# Wood floors in kennels



## chris mcdaniel (Jul 3, 2010)

These are nice way to keep dogs off the ground and stay clean


----------



## JuliaH (Jul 3, 2010)

Those look good! What is the purpose of the black material or plastic on the sides of the kennels?

I am sure you must use treated wood?

Julia


----------



## chris mcdaniel (Jul 3, 2010)

that was put up for afternoon shade, and no its not treated its straight from the sawmill


----------



## JuliaH (Jul 3, 2010)

Ah yes.... I have shade cloth on one kennel that is in the bright sun, fixin' to give her a fan too, as it is still too hot at that one.
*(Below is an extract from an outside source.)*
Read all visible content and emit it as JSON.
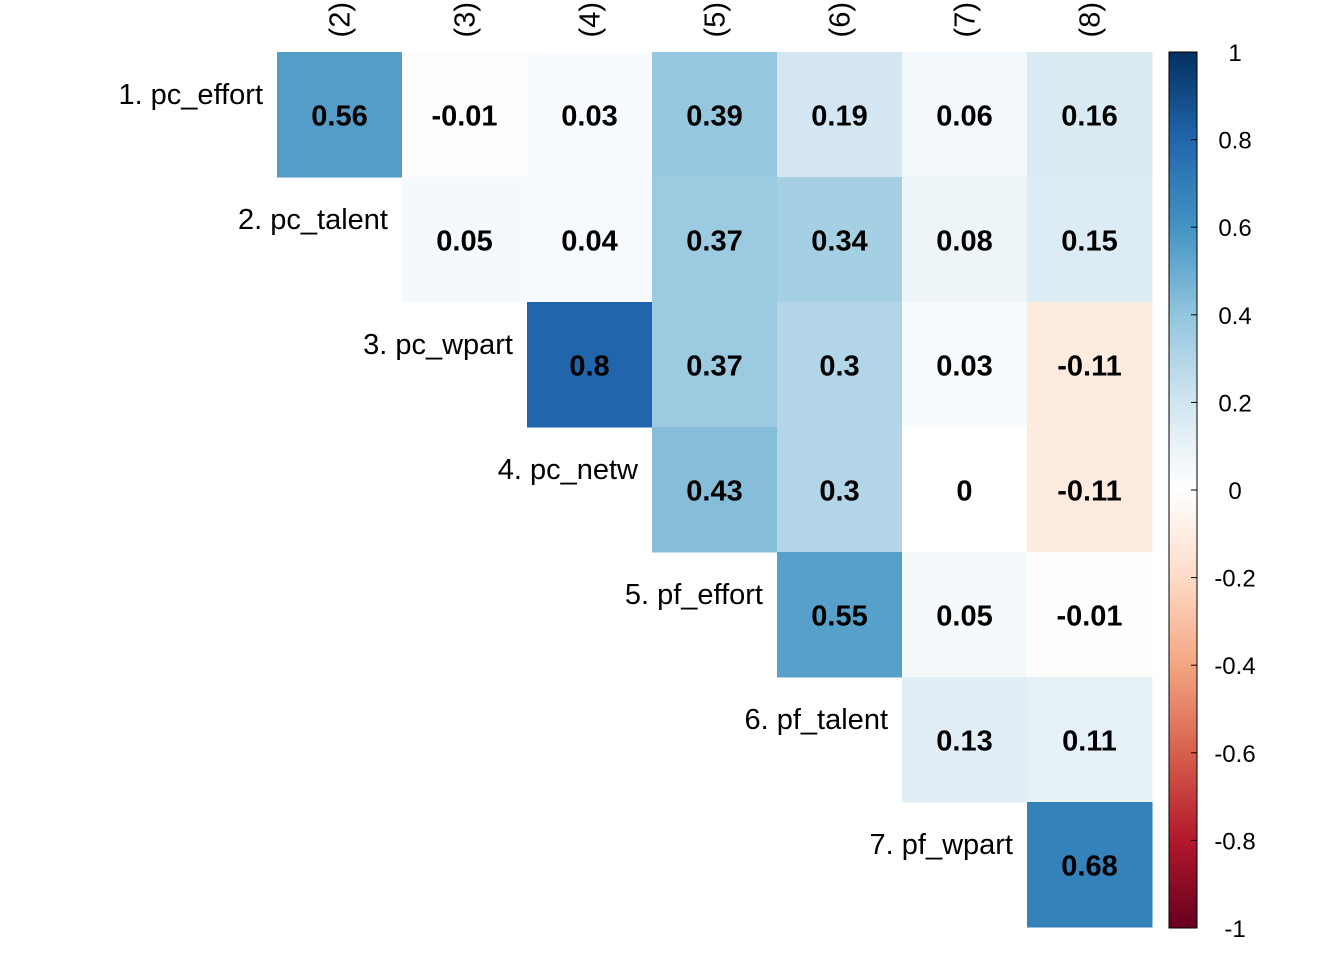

The others, under the trees, stay shady all the time 

Those floors look real nice.  

Julia


----------



## chris mcdaniel (Jul 3, 2010)

Thanks julia im sure you have seen my recent post on buddy and sadie  we should have some pups bout 3rd week  in august  the tied at least 10 times that i caught them in a 4 day stretch, mayb your darli will come in be fore to long ,we are going on vaction the week of 17th -24th of this month so mayb it will be after that


----------



## JuliaH (Jul 3, 2010)

I am keeping an eye on her 

I told my co-workers about your Buddy being a duck dog and good at it, and they were surprised a GSP could have such talent... I just had to remind them of the versatility of the breed 

Julia



chris mcdaniel said:


> Thanks julia im sure you have seen my recent post on buddy and sadie we should have some pups bout 3rd week in august the tied at least 10 times that i caught them in a 4 day stretch, mayb your darli will come in be fore to long ,we are going on vaction the week of 17th -24th of this month so mayb it will be after that


----------



## crbrumbelow (Jul 3, 2010)

I like the idea of the wood floor.  I am gonna use 5/4 pressure treated board.  I plan on cutting 6 in PVC pipe a little less than in half and running it along the back edge so I can wash the kennels off into it and have it drain into a 100 gallon septic tank made of plastic barrels.  
Thanks for the pics.


----------



## coolbreezeroho (Jul 3, 2010)

Will treated wood be okay for a dog to be on all the time ? The chemicals might not be good ? I don't know. Just throwing that question out there....CBR


----------



## chris mcdaniel (Jul 4, 2010)

should be fine, i recycle my dog crap into empty dogfood bags and let the trash people pick it up but the pipe and tank will certainly work,i used to put septic tanks in years ago,


----------



## Sunshine1 (Jul 6, 2010)

Our kennels are off the ground too. Treated wood. Easy to spray out. We put a roof over ours though so it would be cooler in the summer and the dogs would stay drier.


----------